Problem is, African American hair has been discovered to be a less-than-reliable form of drug testing. Not only that, but the federal government does not currently recognize hair as a reliable sample in federally regulated programs. Nevertheless, employers still continue to use this method.

Hair drug testing requires about 120 strands of straight hair, or a cotton ball sized amount of curly hair. Once it is washed, the hair is dissolved in solvents that produce a liquid, which is then analyzed using gas chromatography to find if any drug metabolites are present. Employers prefer this method because drugs can remain detectable in hair within 90 days of digesting.

However, there are plenty of problems with this technique. First off, the hair test cannot determine the difference between digested drugs or environmental exposure. This means that those who are around others who consume smoked drugs — such as marijuana, crystal meth, and cocaine — are at risk.

Secondly, different hair types hold onto drugs differently because of the darkness of their hair.

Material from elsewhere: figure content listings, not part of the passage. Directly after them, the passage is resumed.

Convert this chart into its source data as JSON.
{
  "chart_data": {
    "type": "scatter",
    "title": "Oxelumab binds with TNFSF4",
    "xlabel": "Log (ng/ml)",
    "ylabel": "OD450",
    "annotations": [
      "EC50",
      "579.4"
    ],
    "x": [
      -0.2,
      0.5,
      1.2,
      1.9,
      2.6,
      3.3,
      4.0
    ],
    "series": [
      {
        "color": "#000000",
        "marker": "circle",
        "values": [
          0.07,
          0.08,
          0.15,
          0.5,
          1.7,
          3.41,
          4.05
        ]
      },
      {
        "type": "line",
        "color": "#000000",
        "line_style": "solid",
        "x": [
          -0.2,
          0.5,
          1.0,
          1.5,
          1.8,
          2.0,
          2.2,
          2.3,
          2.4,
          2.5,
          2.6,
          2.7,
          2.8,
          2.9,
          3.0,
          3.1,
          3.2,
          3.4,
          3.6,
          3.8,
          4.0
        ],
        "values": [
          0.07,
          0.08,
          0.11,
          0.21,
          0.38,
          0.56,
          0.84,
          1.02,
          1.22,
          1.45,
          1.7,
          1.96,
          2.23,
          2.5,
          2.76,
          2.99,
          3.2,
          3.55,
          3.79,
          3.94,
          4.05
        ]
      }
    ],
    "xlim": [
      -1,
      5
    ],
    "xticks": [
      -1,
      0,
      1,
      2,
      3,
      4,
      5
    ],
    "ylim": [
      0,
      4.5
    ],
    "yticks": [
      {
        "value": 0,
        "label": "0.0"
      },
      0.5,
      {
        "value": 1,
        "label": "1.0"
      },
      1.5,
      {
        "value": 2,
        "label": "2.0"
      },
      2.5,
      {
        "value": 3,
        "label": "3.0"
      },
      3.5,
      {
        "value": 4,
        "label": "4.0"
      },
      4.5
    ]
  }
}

Those with a higher amount of melanin, most notably African Americans, are at a higher risk of holding onto the drug, which could potentially skew results.

In one experimental study, those with darker hair had between two and 12 times as much cocaine in their hair than their Caucasian counterparts, even though all participants were given the same levels of the drug.

Additionally, African American hair tends to be more damageable, which allows drugs in the environment to penetrate easily.

Cases of hair discrimination have even reached the Federal Court of Appeals for the First Circuit last month. It is currently awaiting a ruling.